Here is what we know:
*You don't need QEMU guest-agent to suspend or resume guests. This is possible with virsh.
*This works because of ACPI S3 events. This means I will have to reinstate ACPI once more but that seems a small tradeoff for completing this task. What do you think?
*QEMU guest-agent is safe to use if we decide to go that route. There are some interesting things we can do with the agent if we ever need it in the future. This proposal assumes we are NOT using it.

Host package has two parts, one for manipulating GWs and the other for WSs. It must enumerate all VMs and then acts in 1 of 2 ways according to whether they are designated as GW or WS. This is crucial for scaling to Multi Whonix setups. This can be designed to happen during during boot of a new session instead of before suspend. Process: Enumerate all Whonix VMs recognized by livbirt by regexing to determine if they have "Whonix-Gateway" or "Whonix-Workstation" in their names.
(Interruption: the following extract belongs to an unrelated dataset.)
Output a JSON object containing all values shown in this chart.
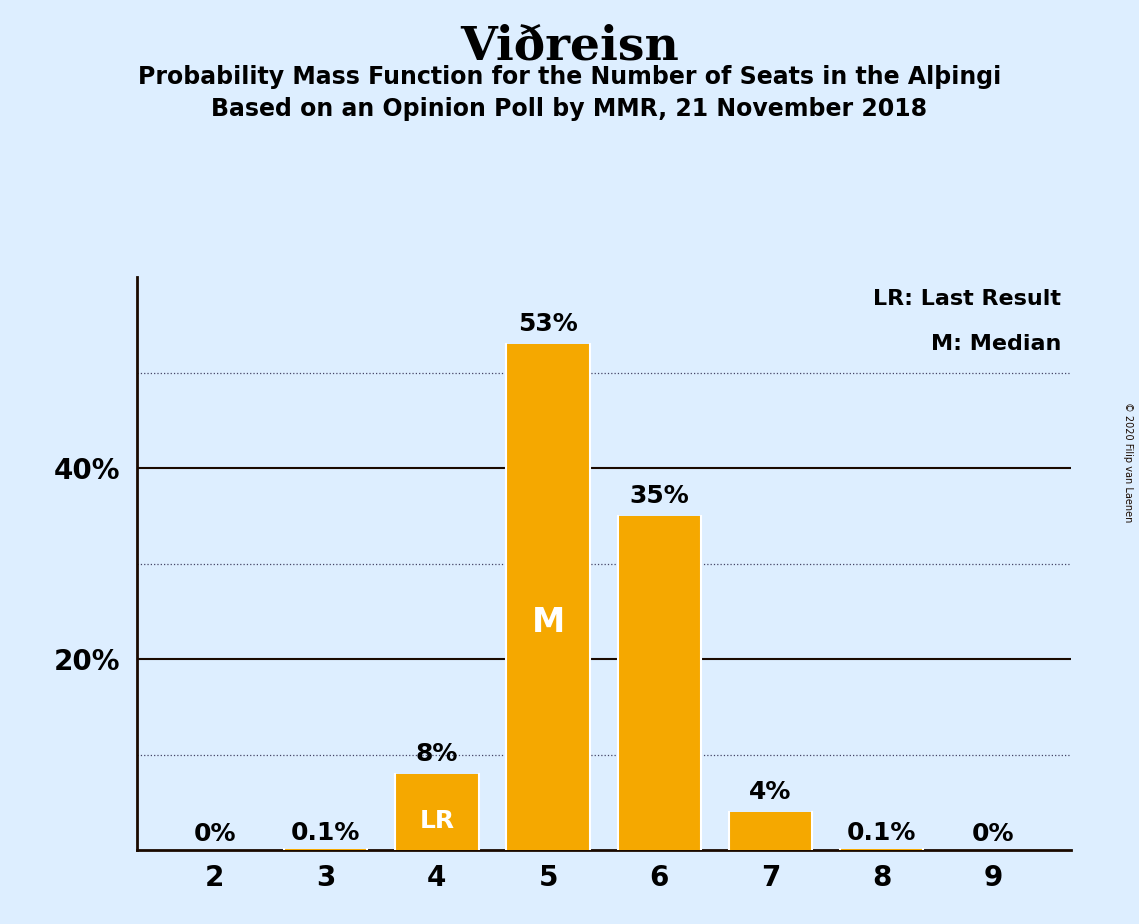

virsh is the tool of choice. That should work for Qubes too because they use libvirt. Theoretically this works for VBox on Linux if using libvirt but on non supported platforms like vanilla VBox or Vbox Windows this design won't break usability since the guest doesn't experience suspend/resume ACPI events.

-System suspend:

*Upon host system suspend it just sends a suspend-to-ram signal for all VMs via guest ACPI.


-System resume:

*GW resumed first (to prevent race-conditions), monit checks logs, triggers iptables lockdown for enough time until WS iptables takes over, WSs timesync traffic exempt. timesync is started for the GW.

*WSs resumed later 5-10s later, start iptables lockdown, WS timesync initiated.


This ticket is a summary of the best way to implement T550 and supersedes it. Any technical references can be found in that thread.

Details

Impact
Normal

Related Objects

Event Timeline

HulaHoop created this task.Mar 1 2018, 6:42 PM
HulaHoop triaged this task as Normal priority.

HulaHoop (HulaHoop):

-System suspend: *Upon host system suspend it just sends a
suspend-to-ram signal for all VMs via guest ACPI.


-System resume: *GW resumed first (to prevent race-conditions), monit
checks logs, triggers iptables lockdown for enough time until WS
iptables takes over, WSs timesync traffic exempt. timesync is started
for the GW. *WSs resumed later 5-10s later, start iptables lockdown, WS
timesync initiated.

This still leaves room for race conditions. The proper way to implement
this is to lock Whonix-Gateway network on pre-suspend.